Constructed by the 119th Pennsylvania Regiment, the fort's name was later changed to Fort Reno in 1863 in memory of Major General Jesse Lee Reno, who was mortally wounded at the Battle of South Mountain, September 14, 1862.
Originally rather small, Fort Reno was enlarged and strengthened with an advanced battery 300 yards north from the highest ridge across what is now Fessenden Street and along 39th Street. This advanced battery had eight 12-pounder guns and a magazine; a covered walkway connected it to the main fort to the south. A double line of rifle trenches was added to strengthen the position.
Eventually the fort was the largest and strongest of those defending the capital with a dozen heavy guns -- three Parrott siege guns and nine 27-pounder barbette guns. A strength of three thousand men of the First Brigade made Fort Reno the stronghold of the northern defenses of the capital.
In July 1864, due to Gen. Ulysses S. Grant's insistence that troops be moved from the defenses to reinforce his army at Petersburg, Fort Reno was under-manned, as were all of the defenses around the city. Hearing from spies that the capital was poorly defended, Confederate Gen. Robert E. Lee sent Gen. Jubal A. Early to attack from the north. Around noon Monday, July 11, 1864 (before the Battle of Fort Stevens), Fort Reno was the first of the defenses to view Early's advance near Rockville, Maryland. The lookouts from the signal tower at Fort Reno saw clouds of dust and then Confederate army wagons moving toward the city.

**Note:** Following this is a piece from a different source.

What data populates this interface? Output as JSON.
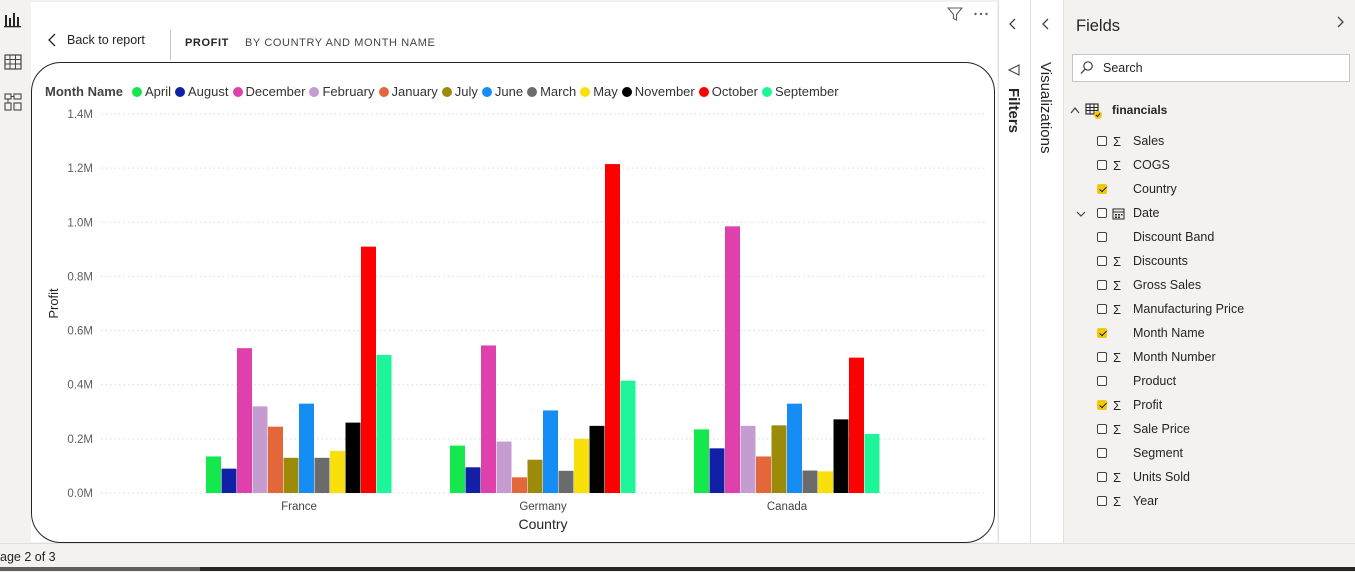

During Early's assault of Fort Stevens on July 11th and 12th, 1864, the heavy guns of Fort Reno lent little support value, as there was a fear the long range guns would hit the Union Army's advanced pickets. One of the shells that was fired from Fort Reno by a 100-pounder Parrott Rifle traveled 3 1/2 miles north of the fort, killing four Confederates where the present day Bethesda Naval Hospital is located in Bethesda, Maryland. Because Fort Stevens was reinforced on July 12, 1864, it was never taken by the Confederate army, nor was the capital city ever reached.
During the fighting of July 10-12, 1864, small squadrons of soldiers from Forts Reno and Stevens had advanced into the countryside north of the city to fend off the invaders. A few Confederates were taken prisoner and brought back to camps where they were held until transfer to a central prison. Early's army retreated back across the Potomac River near Leesburg, Virginia, and Washington breathed a sigh of relief.
After the close of the war, the forts (Reno included) were slowly dismantled and abandoned. Most of Fort Reno could be seen as late as 1892, but the fort and battery at the north end were eventually graded down for the construction of a water reservoir. Today the site is bounded by Nebraska Avenue, Fessenden Street, Belt Road, and Chesapeake Street, NW.
Did You Know?
The Civil War Defenses of Washington exist because of geology and topography. The strategic high ground where the fortifications are located stretches between two considerably different geologic terrains: the Piedmont Plateau to the north and west and the Atlantic Coastal Plain to the east.